Вечером мать тоже ни словом не поминает чашку. Рот у нее сделался узкий, будто новая прорезь для пуговиц, и Лопе впервые замечает, как много глубоких складок легло вокруг ее рта.
Скворцы собираются в стаи и, галдя, носятся над опустелыми полями. Шуршат листья. Все умирает — на пашнях, на дорогах. Остается только человек. Но его пути и его дни становятся короче. И под конец приводят его под крышу собственного жилья. У крестьян эти пути пролегают из постели — на кухню, из кухни — в постель. Туманы скрывают горизонт. Пути для глаз тоже становятся короче. Многие звери покоряются зиме и впадают в спячку. Им нечего больше делать в этом безжалостном и суровом мире. У человека тоже есть нора — это комната, но мысли гонят его прочь из дому.
Без ног и без глаз выходит на простор человек, не знающий покоя. Выдаются дни, которые текут, словно густая каша, потом они становятся белыми, пушистыми, но твердыми, как железо.
Покуда можно сыскать хоть один зеленый стебелек, овчар Мальтен выгоняет своих овец в поле. С того вечера после конфирмации глаза у него больше не светятся, когда он завидит Лопе, да и сам Лопе больше не ходит к нему в овчарню.

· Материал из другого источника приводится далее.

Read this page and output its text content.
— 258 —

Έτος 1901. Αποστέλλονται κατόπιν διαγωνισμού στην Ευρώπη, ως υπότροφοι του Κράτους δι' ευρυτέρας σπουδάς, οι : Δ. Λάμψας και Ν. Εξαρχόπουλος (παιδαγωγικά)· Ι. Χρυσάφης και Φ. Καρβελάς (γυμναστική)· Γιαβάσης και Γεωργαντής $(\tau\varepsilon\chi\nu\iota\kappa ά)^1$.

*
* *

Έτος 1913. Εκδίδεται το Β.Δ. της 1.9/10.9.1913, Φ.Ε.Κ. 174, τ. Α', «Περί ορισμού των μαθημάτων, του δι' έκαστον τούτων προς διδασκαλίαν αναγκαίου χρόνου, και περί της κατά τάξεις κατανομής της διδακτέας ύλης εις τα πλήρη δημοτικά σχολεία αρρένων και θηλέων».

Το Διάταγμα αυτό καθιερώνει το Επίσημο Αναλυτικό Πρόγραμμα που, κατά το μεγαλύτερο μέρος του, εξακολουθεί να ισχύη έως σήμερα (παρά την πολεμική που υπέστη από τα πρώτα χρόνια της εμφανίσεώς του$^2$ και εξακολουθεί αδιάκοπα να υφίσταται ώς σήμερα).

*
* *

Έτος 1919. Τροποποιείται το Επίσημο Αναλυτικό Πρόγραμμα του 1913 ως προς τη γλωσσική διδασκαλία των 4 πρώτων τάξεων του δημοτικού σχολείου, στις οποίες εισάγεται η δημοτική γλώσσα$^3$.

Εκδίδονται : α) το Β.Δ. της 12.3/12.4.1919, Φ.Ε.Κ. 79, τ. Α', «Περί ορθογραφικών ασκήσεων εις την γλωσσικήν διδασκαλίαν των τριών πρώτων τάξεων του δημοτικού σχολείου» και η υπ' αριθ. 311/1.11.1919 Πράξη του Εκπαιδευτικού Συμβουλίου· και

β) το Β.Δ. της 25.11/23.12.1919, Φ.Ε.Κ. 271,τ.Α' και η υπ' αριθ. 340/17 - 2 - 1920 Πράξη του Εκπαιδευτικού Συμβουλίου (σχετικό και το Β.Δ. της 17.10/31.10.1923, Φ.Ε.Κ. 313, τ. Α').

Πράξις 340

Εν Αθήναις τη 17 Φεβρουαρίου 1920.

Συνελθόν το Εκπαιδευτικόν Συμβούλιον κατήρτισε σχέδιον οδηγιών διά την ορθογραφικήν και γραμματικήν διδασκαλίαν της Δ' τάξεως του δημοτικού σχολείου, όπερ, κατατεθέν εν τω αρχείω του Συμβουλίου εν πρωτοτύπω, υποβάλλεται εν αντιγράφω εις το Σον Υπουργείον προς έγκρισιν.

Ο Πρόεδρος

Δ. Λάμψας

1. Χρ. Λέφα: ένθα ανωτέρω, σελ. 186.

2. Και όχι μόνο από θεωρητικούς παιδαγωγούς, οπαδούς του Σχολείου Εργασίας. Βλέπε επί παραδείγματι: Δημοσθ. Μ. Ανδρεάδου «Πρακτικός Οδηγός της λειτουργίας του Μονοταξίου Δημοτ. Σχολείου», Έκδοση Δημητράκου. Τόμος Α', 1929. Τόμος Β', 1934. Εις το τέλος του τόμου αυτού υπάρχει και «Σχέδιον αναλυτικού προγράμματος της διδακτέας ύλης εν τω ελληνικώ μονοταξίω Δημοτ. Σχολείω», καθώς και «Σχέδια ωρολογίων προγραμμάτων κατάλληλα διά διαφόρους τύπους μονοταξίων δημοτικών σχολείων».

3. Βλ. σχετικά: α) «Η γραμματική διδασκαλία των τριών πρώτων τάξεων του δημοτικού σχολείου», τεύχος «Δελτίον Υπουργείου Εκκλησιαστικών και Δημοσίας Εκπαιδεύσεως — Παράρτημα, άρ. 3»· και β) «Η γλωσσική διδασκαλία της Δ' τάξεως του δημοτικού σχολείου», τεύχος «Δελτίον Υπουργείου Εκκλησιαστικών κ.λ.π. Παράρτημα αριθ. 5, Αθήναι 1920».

Минка сдохла, а новая овчарка — пугливая и кусачая. И ученика у Мальтена по-прежнему никакого нет. Никто не желает изо дня в день слоняться по полям с безгласными овцами. Лопе тоже не по душе тихие, но упрямые твари, хотя если бы он поступил в ученики к Мальтену, у него оставалось бы куда больше временя для чтения. Так что Мальтен, пожалуй, не так уж и неправ, когда он ходит хмурый и неприветливый, как ноябрьский день.
Лопе тоже не перестает проводить по пашне широкие борозды, пока землю окончательно не скует мороз.
— Клянусь бородой трех волхвов, изловили они тебя, умница ты мой. Орешки моих красавиц тебе не по вкусу, тебе подавай коровьи лепешки.
— Если б это от меня зависело, дядя Мальтен…
Лопе придерживает волов, он хочет заглянуть в круглое лицо овчара, но тот не останавливается.
— Молодые петушки, они все так кричат, а потом сами прыгают на колоду. У-ух! — и клюв долой вместе с гребешком. Хо-хо-хонюшки.
Как может Лопе отвечать на подобные речи? Уж лучше он пойдет к Блемске. Фрау Блемска опять слегла; теперь, когда Блемска приходит домой, он должен сперва растопить печь и приготовить еду для себя и для больной жены.
— Вот напасть, — бормочет он себе под нос, но духом не падает. — Хорошо, хоть ты пришел, паренек, а то, когда слышишь одни только стоны, самого дрожь разбирает.
— О-ох, — стонет Блемскина жена, — отмучиться бы поскорей…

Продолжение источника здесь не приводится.